I walked back down the mountain road and came across an excellent viewpoint about halfway down. I could see almost the entire town along with the water and surrounding mountains. Then, when I got to the upper edge of town, maybe a mile farther along, I walked right by—er, stopped at—a really nice plateau next to some big building, overlooking the entire town. Super duper view.

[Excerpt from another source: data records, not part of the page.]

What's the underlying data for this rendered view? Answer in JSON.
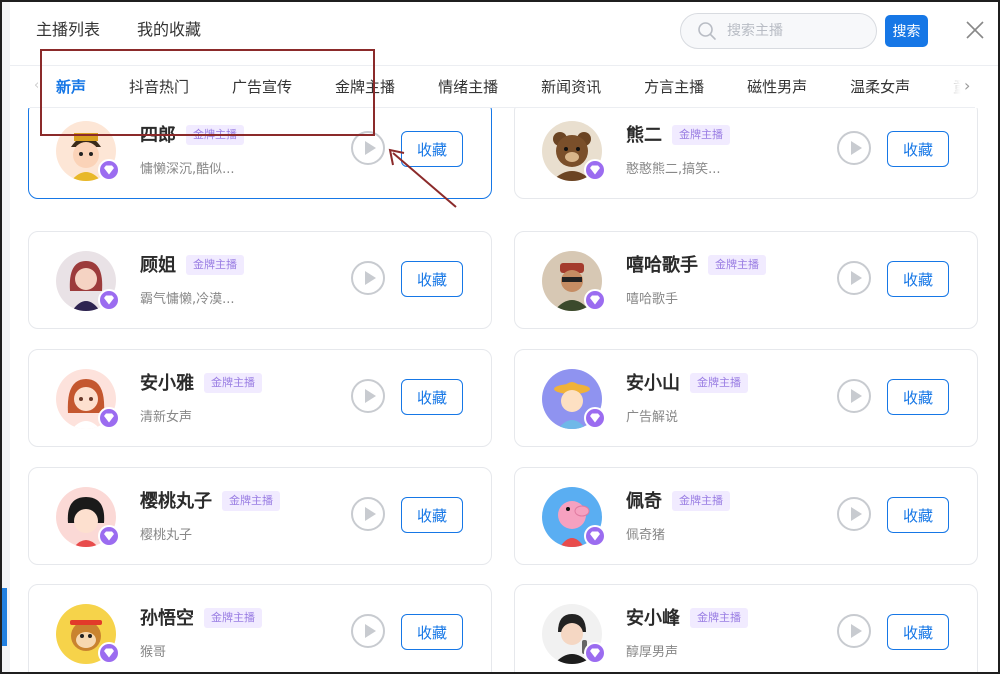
{
  "header": {
    "tabs": [
      "主播列表",
      "我的收藏"
    ],
    "search": {
      "placeholder": "搜索主播",
      "button_label": "搜索"
    }
  },
  "categories": {
    "items": [
      "新声",
      "抖音热门",
      "广告宣传",
      "金牌主播",
      "情绪主播",
      "新闻资讯",
      "方言主播",
      "磁性男声",
      "温柔女声",
      "童声"
    ],
    "active_index": 0
  },
  "anchors": [
    {
      "name": "四郎",
      "tag": "金牌主播",
      "desc": "慵懒深沉,酷似...",
      "fav_label": "收藏",
      "avatar": "emperor-boy",
      "selected": true
    },
    {
      "name": "熊二",
      "tag": "金牌主播",
      "desc": "憨憨熊二,搞笑...",
      "fav_label": "收藏",
      "avatar": "bear"
    },
    {
      "name": "顾姐",
      "tag": "金牌主播",
      "desc": "霸气慵懒,冷漠...",
      "fav_label": "收藏",
      "avatar": "woman"
    },
    {
      "name": "嘻哈歌手",
      "tag": "金牌主播",
      "desc": "嘻哈歌手",
      "fav_label": "收藏",
      "avatar": "hiphop"
    },
    {
      "name": "安小雅",
      "tag": "金牌主播",
      "desc": "清新女声",
      "fav_label": "收藏",
      "avatar": "girl"
    },
    {
      "name": "安小山",
      "tag": "金牌主播",
      "desc": "广告解说",
      "fav_label": "收藏",
      "avatar": "boy-hat"
    },
    {
      "name": "樱桃丸子",
      "tag": "金牌主播",
      "desc": "樱桃丸子",
      "fav_label": "收藏",
      "avatar": "maruko"
    },
    {
      "name": "佩奇",
      "tag": "金牌主播",
      "desc": "佩奇猪",
      "fav_label": "收藏",
      "avatar": "peppa"
    },
    {
      "name": "孙悟空",
      "tag": "金牌主播",
      "desc": "猴哥",
      "fav_label": "收藏",
      "avatar": "monkey"
    },
    {
      "name": "安小峰",
      "tag": "金牌主播",
      "desc": "醇厚男声",
      "fav_label": "收藏",
      "avatar": "man-mic"
    }
  ],
  "colors": {
    "accent": "#1677e6",
    "badge_purple": "#9b6cf0",
    "annotation": "#8b2a2a"
  }
}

So, here's my travel tip. If you want to hike up to a glacier, get a cab ride to Martial Glacier (bottom of the chair lift) and hike up to the glacier. If you just want a great view of the city in its setting, have the taxi take you only about halfway up the road to the glacier and drop you off at the viewpoint. The cabbie should know what you're talking about. Then snap your shots, enjoy the view, and walk back down to the city. At the edge of town, on the right side of the street, hop over into the clearing—assuming some new building hasn't been stuck there—and get some more great shots of the beautiful scene. Then, make your way back through town to Antarctica Hostel, to a restaurant of your choice, to the waterfront, or just wander aimlessly, investigating a cool, new city.
I'm still planning a couple more outings while here—taking the world's southernmost train, and visiting the prison museum. I'll let you know how those go. Then I'm off on an entirely new adventure—hitchhiking from here to Santiago. At least that's the idea. We shall see about that.